Kani Beko ve DİSK direniyor!
Pazar günü İzmir Kitap Fuarı’ndaki imza günümden dönerken havaalanında DİSK Genel Başkanı Kani Beko ile karşılaştım... DİSK, bu Halkoylamasında Demokratik Rejimi korumak için “Hayır”...
Pazar günü İzmir Kitap Fuarı’ndaki imza günümden dönerken havaalanında DİSK Genel Başkanı Kani Beko ile karşılaştım...
DİSK, bu Halkoylamasında Demokratik Rejimi korumak için “Hayır” diyeceğini 3 Şubat 2017’de, çok güzel bir Başkanlar Kurulu bildirisi ile açıklamıştı.
Beko da DİSK’in 50. Kuruluş yılı dolayısıyla yaptığı ve benim “Demokrasi İçin Manifesto: DİREN” adlı kitabımda alıntıladığım tarihsel konuşmasında, emekçilerin Demokrasiyi niçin ve nasıl koruduklarını, korumaları gerektiğini, çarpıcı bir biçimde anlatmıştı.
İzmir’deki karşılaşmamızda “Demokratik, Laik ve Sosyal Hukuk Devletini” korumak için kararlı olduklarını ve direneceklerini söyledi.
***
Kani Beko bir İzmirli; sapına kadar demokrat, çekirdekten yetişme bir emekçi ve bir örgütçü:
Türkiye’de emekçilerin haklarının ancak demokratik rejim içinde korunacağına yürekten inanıyor...
Bütün yaşamını demokrasinin ve işçi haklarının korunmasına ve geliştirilmesine adamış.
19 Nisan 2017 tarihindeki DİSK Başkanlar Kurulu bildirisinde dikkatimi çekti.
Ben de bu bildiriden bazı bölümleri okurlarımla paylaşmak ve böylece demokrasi için DİRENENLERE yalnız olmadıklarını anımsatmak istiyorum! (Aslında bildiri çok güzel hazırlanmış; tüm metni internetten bulup okuyun mutlaka; özetlemek haksızlık oldu.)
***
“Adaletsiz, eşitsiz, hukuksuz, manipülasyona dayalı kampanya sürecine tanık olunmuş...
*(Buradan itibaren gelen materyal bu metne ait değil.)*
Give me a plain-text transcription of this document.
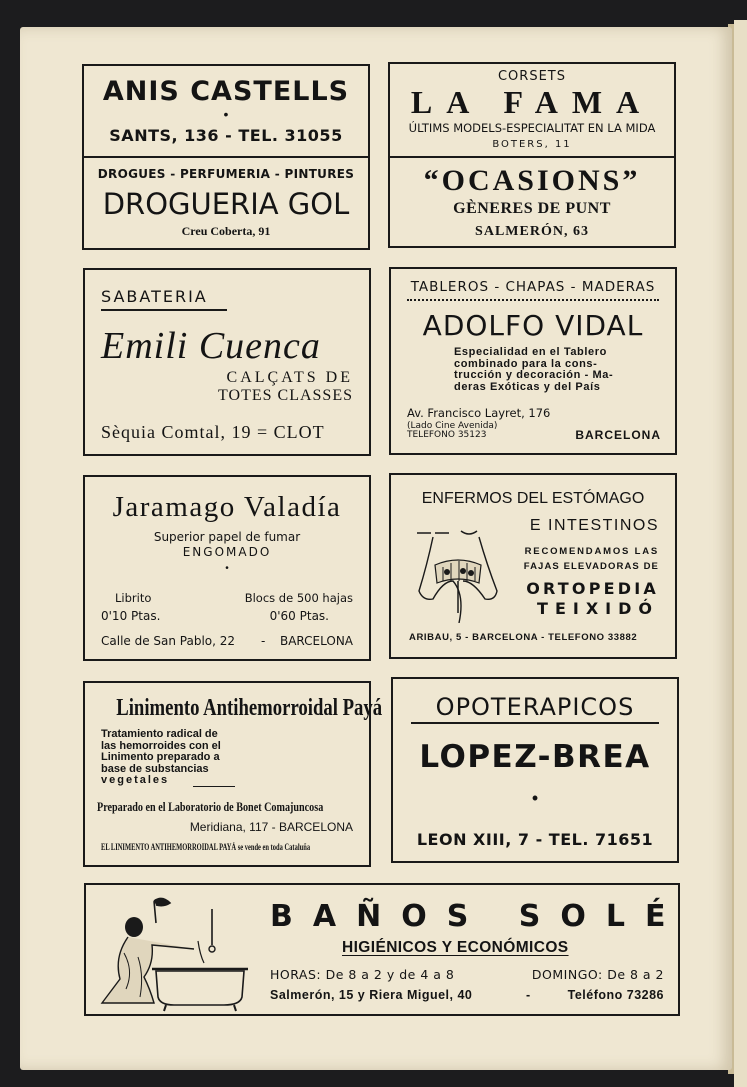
ANIS CASTELLS
•
SANTS, 136 - TEL. 31055
DROGUES - PERFUMERIA - PINTURES
DROGUERIA GOL
Creu Coberta, 91
CORSETS
LA FAMA
ÚLTIMS MODELS-ESPECIALITAT EN LA MIDA
BOTERS, 11
“OCASIONS”
GÈNERES DE PUNT
SALMERÓN, 63
SABATERIA
Emili Cuenca
CALÇATS DE
TOTES CLASSES
Sèquia Comtal, 19 = CLOT
TABLEROS - CHAPAS - MADERAS
ADOLFO VIDAL
Especialidad en el Tablero
combinado para la cons-
trucción y decoración - Ma-
deras Exóticas y del País
Av. Francisco Layret, 176
(Lado Cine Avenida)
TELEFONO 35123	BARCELONA
Jaramago Valadía
Superior papel de fumar
ENGOMADO
•
Librito
0'10 Ptas.
Blocs de 500 hajas
0'60 Ptas.
Calle de San Pablo, 22 - BARCELONA
ENFERMOS DEL ESTÓMAGO
E INTESTINOS
RECOMENDAMOS LAS
FAJAS ELEVADORAS DE
ORTOPEDIA
TEIXIDÓ
ARIBAU, 5 - BARCELONA - TELEFONO 33882
Linimento Antihemorroidal Payá
Tratamiento radical de
las hemorroides con el
Linimento preparado a
base de substancias
vegetales
Preparado en el Laboratorio de Bonet Comajuncosa
Meridiana, 117 - BARCELONA
EL LINIMENTO ANTIHEMORROIDAL PAYÁ se vende en toda Cataluña
OPOTERAPICOS
LOPEZ-BREA
•
LEON XIII, 7 - TEL. 71651
BAÑOS SOLÉ
HIGIÉNICOS Y ECONÓMICOS
HORAS: De 8 a 2 y de 4 a 8	DOMINGO: De 8 a 2
Salmerón, 15 y Riera Miguel, 40	-	Teléfono 73286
Kamu kaynakları pervasızca kullanılmış, kamu idarecileri hukuka aykırı biçimde açıkça taraf olmuş...
İşçilerin ve kamu çalışanlarının oy tercihleri türlü baskılarla tahakküm altına alınmaya çalışılmış...
Açık oylamaya dair bir dizi görüntü ortaya çıkmış...
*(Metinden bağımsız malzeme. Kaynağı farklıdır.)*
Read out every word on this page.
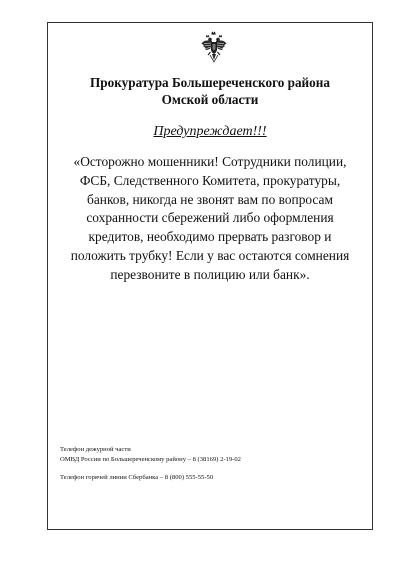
Прокуратура Большереченского района
Омской области
Предупреждает!!!
«Осторожно мошенники! Сотрудники полиции,
ФСБ, Следственного Комитета, прокуратуры,
банков, никогда не звонят вам по вопросам
сохранности сбережений либо оформления
кредитов, необходимо прервать разговор и
положить трубку! Если у вас остаются сомнения
перезвоните в полицию или банк».
Телефон дежурной части
ОМВД России по Большереченскому району – 8 (38169) 2-19-02
Телефон горячей линии Сбербанка – 8 (800) 555-55-50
Hapishanelerin muhaliflerle doldurulduğu bir ortamda ve OHAL koşullarında bir referandum gerçekleştirilmiştir.”
“Oy verme ve sayım aşamasına dair sonuçları değiştirebilecek ciddiyette itirazların ve uluslararası gözlemcilerin tespitlerinin YSK tarafından görmezden gelinmesi...
YSK’nin kendini TBMM’nin yerine koyarak ‘mühürsüz pusula ve zarf’ların geçersizliğine dair yasayı yok sayması...
Sonuçların meşruluğunu daha da tartışmalı hale getirmiştir.”
“Ülkenin yarısı bu Anayasaya HAYIR derken, ülkenin ekonomik, kültürel, politik sürükleyicisi olan büyük kentler başta olmak üzere il ve ilçe merkezlerinde çoğunluk HAYIR demiştir.
‘Güçlü Türkiye’ hedefinin güçlü dinamiklerinin HAYIR demiş olması; toplumun yarısının her türlü baskıya/ manipülasyona ve tek taraflı propagandaya rağmen bu Anayasayı reddetmesi göz ardı edilerek bu ülkenin geleceğine dair bir plan yapılamaz.”
“Yargının yürütmenin vesayetinde olmasının sonuçları YSK’nin TBMM’nin çıkardığı yasayı çiğnemesiyle görülmüş, YSK’nin hukuksuz kararına karşı demokratik haklarını kullananlara karşı bir cadı avı başlatılmıştır.
OHAL ilan edilip Meclis tatile sokulmuş, ülkenin kararnamelerle yönetilmek istendiği bir kez daha anlaşılmıştır.”